I came up with a little utility function, which you can implement yourself :)
Years of unpicking others use of Rs sqldf (which by default used to copy the entire data frame to a SQLite db, run the query, the copy the result set back) when they complained their R code was to slow has taught me a visceral, negative to the name and pattern.
Glad to to see duckDB delivering, finally, on the promise of running SQL against in-memory dataframes
I like interface-only packages in the Julia ecosystem e.g. Tables.jl enables the development of several packages for querying tabular data that work across many concrete implementations; Plots.jl separates the high-level plotting interface from the plotting backend.
It's true. I've spent a small but nontrivial amount of time learning and using Polars, but it's just a nonstarter for most work projects. Not only does no one else know it exists, let alone how to use it, but it doesn't integrate with (to my knowledge) any ETL or ML Python library. You have to convert to pandas or NumPy, which is costly and to some extent defeats the purpose.
The to numpy conversion is free if you don't have missing data. Which is most of the cases if you send it over to a ML library.
If its not zero copy. It is still not a big deal. Pandas make a lot more copies internally. I truly wouldn't worry about that single copy if you have a order of magnitude speedup overall.
I stand corrected. The conversion felt relatively slow to me, but it was a large dataset and there were definitely missing values.
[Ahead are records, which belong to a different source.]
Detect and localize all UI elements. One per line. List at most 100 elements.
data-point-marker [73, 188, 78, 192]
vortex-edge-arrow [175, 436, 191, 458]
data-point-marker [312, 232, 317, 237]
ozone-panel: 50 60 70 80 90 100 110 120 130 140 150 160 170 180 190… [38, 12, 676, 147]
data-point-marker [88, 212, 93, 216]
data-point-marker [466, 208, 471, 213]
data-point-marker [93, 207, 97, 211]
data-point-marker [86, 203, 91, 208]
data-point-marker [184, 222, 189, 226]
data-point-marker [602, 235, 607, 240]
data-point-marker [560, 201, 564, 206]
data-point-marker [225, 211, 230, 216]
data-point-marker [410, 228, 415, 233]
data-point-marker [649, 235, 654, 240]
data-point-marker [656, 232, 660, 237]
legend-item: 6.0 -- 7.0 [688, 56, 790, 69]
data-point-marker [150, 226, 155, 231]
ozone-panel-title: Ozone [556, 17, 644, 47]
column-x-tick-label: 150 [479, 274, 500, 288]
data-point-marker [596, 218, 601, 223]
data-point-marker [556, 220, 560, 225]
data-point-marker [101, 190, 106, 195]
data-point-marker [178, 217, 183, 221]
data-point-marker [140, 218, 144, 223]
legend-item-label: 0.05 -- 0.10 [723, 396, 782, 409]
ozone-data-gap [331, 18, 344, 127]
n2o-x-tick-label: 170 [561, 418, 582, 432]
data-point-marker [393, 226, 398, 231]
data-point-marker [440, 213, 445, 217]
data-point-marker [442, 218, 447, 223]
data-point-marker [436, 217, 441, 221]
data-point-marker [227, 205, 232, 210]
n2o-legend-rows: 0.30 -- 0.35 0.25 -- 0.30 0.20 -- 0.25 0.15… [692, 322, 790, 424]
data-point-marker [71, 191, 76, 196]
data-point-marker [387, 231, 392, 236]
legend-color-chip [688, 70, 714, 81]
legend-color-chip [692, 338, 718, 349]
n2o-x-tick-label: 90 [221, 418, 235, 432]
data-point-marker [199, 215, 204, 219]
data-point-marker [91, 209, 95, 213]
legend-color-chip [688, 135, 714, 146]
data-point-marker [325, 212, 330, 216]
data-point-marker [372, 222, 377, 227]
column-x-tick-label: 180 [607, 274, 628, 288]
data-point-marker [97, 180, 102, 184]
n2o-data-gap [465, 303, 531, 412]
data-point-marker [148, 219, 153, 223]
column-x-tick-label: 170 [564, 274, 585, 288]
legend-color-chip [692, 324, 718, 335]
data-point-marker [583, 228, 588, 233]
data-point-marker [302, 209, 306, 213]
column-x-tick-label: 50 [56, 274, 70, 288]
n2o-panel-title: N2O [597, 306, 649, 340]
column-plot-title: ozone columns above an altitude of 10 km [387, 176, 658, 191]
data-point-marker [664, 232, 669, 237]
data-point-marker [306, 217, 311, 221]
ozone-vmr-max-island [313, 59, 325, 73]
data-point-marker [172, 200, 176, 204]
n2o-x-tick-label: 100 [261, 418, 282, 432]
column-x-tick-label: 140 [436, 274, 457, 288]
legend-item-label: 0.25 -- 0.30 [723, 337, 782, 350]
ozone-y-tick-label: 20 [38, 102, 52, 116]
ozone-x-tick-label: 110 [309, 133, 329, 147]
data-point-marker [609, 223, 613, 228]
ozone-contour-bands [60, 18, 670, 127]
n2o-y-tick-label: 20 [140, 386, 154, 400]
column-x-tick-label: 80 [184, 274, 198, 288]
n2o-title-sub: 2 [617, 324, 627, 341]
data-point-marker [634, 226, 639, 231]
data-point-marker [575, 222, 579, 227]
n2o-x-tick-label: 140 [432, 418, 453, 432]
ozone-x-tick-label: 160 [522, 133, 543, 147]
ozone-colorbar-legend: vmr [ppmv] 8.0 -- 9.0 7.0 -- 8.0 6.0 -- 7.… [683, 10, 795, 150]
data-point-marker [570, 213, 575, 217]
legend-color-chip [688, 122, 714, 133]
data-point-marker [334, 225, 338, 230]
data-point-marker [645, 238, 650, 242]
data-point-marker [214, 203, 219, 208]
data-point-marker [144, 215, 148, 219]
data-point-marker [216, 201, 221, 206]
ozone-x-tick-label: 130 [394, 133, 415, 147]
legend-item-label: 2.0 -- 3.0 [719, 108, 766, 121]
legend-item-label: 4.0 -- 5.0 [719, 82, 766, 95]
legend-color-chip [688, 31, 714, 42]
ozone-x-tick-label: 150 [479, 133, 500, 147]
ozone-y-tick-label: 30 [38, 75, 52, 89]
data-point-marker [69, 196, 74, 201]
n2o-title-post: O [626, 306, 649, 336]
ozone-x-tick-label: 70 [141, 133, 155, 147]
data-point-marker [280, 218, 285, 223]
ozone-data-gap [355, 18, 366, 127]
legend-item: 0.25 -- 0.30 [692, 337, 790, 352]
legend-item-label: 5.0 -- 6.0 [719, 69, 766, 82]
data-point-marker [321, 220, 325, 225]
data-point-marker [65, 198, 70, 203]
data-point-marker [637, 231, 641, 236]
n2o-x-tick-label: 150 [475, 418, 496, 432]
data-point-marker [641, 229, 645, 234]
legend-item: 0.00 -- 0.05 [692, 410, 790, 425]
Overall the benefits to speed and API cleanliness might be worth it, though it feels a bit gross to convert Spark to pandas to Polars to NumPy to DMatrix.
That said, it’s so much better than pandas for data manip that I’ll probably still try to use it.
Are you the author? If so, thanks for being so responsive on GitHub. You fixed basically every issue I had almost immediately back when I was learning Polars. It was awesome.
Yep, Thats me. Glad to help. :) There still room for parallelization when converting to a matrix. I will take a look. Haven't given that conversion any effort yet because that's often a one time conversion at the end of a pipeline.
I don't know DuckDB but polars could dethrone pandas. We're planning on using it to create our pipeline. Ibis-project is another solution if anyone wants to check it out.
I haven't touched pandas in months, but I also found quite tiring to deal with pandas.
Does your setup allow for an end-to-end solution? I mean, can I sink time into that setup and feel like I have everything I need to for regular data-wrangling?
I'm sure Pandas is amazing, but as a newbie I found myself doing many transformation logic with python data structures because it's just so much easier.
Maybe I'm dumb but going around the docs sometimes was like :/
Author of the post and siuba here. I'm pretty interested in exploring supporting polars as a backend, and if it works well supporting versions of the SQL backends that translate to SQL based on the polars method API :).
(I haven't really used it, but it looks promising)
Hey, I love siuba. Haven't had a chance to use it much but it scratches an itch for me. For years I've grumbled about how Python isn't flexible enough to accommodate tidyverse style libraries, as it lacks pipes and lazy evaluation (or macros), but siuba has managed to be very nice to use.